Improving Detail in Pluralistic Image Inpainting with Feature Dequantization
Kyungri Park, Woohwan Jung
TL;DR
The paper tackles detail degradation in VQGAN-based pluralistic image inpainting caused by feature quantization in the codebook. It introduces the Feature Dequantization Module (FDM), which estimates and corrects the quantization error to restore fine details, paired with an efficient training approach that avoids costly sampling. Empirical results on Places and Paris Street View show that FDM improves detail, texture consistency, and structural fidelity while incurring negligible overhead, and the method also generalizes to other image generation tasks with improved FID. This work significantly enhances the practical quality and applicability of VQGAN-based PII and related generation tasks, with minimal computational trade-offs.
Abstract
Pluralistic Image Inpainting (PII) offers multiple plausible solutions for restoring missing parts of images and has been successfully applied to various applications including image editing and object removal.
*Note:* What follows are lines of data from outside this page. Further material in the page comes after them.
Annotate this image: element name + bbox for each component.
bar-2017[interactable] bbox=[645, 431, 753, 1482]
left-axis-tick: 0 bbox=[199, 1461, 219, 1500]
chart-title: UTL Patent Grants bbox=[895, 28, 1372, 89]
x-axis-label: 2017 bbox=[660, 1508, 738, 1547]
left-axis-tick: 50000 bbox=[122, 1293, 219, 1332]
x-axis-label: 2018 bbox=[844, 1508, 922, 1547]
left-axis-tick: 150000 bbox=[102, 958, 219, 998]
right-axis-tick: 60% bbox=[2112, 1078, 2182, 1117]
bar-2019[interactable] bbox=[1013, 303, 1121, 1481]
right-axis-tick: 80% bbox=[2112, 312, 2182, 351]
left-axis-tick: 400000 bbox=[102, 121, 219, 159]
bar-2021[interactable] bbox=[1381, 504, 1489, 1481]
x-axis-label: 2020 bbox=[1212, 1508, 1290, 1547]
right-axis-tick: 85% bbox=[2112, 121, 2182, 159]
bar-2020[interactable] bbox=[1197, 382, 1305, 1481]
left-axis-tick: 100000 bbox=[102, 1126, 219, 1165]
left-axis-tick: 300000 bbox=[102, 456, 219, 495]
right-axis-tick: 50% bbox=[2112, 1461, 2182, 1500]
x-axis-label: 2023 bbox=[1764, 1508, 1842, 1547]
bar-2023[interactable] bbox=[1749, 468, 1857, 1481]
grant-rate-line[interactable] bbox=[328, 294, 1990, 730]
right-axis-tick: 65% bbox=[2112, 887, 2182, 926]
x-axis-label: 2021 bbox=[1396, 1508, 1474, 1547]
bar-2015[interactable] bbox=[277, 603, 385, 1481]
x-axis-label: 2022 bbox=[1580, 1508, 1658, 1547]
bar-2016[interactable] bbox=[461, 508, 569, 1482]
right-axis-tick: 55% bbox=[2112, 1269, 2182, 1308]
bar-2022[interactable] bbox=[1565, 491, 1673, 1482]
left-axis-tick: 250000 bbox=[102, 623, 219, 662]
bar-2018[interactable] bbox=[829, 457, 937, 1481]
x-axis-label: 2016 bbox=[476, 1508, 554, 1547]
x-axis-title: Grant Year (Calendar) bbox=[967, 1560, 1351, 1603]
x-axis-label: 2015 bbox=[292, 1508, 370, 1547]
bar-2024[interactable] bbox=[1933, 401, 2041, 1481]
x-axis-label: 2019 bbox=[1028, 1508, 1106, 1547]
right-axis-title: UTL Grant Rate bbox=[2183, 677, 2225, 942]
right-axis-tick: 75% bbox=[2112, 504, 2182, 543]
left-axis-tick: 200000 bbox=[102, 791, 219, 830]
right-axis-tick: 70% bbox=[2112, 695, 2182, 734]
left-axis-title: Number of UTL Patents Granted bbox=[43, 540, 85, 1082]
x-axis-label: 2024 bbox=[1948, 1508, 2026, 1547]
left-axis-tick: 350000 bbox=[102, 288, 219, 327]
Recently, VQGAN-based methods have been proposed and have shown that they significantly improve the structural integrity in the generated images. Nevertheless, the state-of-the-art VQGAN-based model PUT faces a critical challenge: degradation of detail quality in output images due to feature quantization. Feature quantization restricts the latent space and causes information loss, which negatively affects the detail quality essential for image inpainting. To tackle the problem, we propose the FDM (Feature Dequantization Module) specifically designed to restore the detail quality of images by compensating for the information loss. Furthermore, we develop an efficient training method for FDM which drastically reduces training costs. We empirically demonstrate that our method significantly enhances the detail quality of the generated images with negligible training and inference overheads.